Этот момент особенно важен, когда идет поиск и обоснование принципов коэволюции природного и общественного развития, синхронизации темпов развития внутреннего и внешнего мира человека. Детство в этом отношении представляет огромное и мало исследованное поле научного поиска, ибо оно являет собой момент становления и синергийного взаимодействия природно-эволюционных основ сексуальности и культуральных механизмов. Это создает особую ситуацию, которая с трудом поддается классической рационализации, вызывая необходимость обращения к концепциям фрактальности и сингулярности.

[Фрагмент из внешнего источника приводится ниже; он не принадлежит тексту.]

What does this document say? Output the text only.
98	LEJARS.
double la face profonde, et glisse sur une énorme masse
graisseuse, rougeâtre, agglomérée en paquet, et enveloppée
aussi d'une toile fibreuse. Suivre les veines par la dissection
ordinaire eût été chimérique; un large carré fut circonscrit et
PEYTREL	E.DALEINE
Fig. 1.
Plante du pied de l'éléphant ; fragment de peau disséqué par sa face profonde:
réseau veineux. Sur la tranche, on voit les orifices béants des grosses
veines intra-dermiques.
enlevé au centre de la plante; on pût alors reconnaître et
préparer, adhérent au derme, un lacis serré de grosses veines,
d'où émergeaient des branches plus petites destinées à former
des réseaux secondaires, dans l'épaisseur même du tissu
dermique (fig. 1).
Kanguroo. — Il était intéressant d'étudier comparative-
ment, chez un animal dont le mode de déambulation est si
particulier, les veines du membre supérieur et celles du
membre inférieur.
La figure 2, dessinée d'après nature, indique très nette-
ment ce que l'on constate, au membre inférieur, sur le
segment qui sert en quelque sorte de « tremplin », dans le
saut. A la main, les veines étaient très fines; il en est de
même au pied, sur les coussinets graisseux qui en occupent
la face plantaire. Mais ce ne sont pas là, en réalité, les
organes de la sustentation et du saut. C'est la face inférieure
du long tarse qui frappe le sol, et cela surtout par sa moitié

Это не дань методологической «моде» и не «реверанс» в сторону постмодернистских изысков, а насущная потребность выразить сложность этой проблемы. В истории сексуального развития, каждого ребенка «спрессована» не только тайна воспроизводства всего живого и механизма ее обеспечивающего, но и уникальное воплощение социокультурной модели данного этноса на данной стадии его развития. Это капля, отражающая суть океана, еловая ветка как ель в миниатюре и нелинейный, стохастический процесс самоорганизации этой уникальной системы, имеющей свой аттрактор в виде состоявшегося пубертата. Можно указать на одну из плодотворных попыток постижения сущности процессов коэволюции т. н. «дендроидно-ретикулярный принцип»10. Согласно этому системообразующему фактору при бифукарционном ветвлении образовавшаяся ветвь отсекает возможность «реализации» другой в том же направлении, что ведет к невоспроизводимости коэволюционных процессов. Эта модель хорошо объясняет механизм формирования органов и их функциональную, дифференциацию, а также ряд других биологических феноменов.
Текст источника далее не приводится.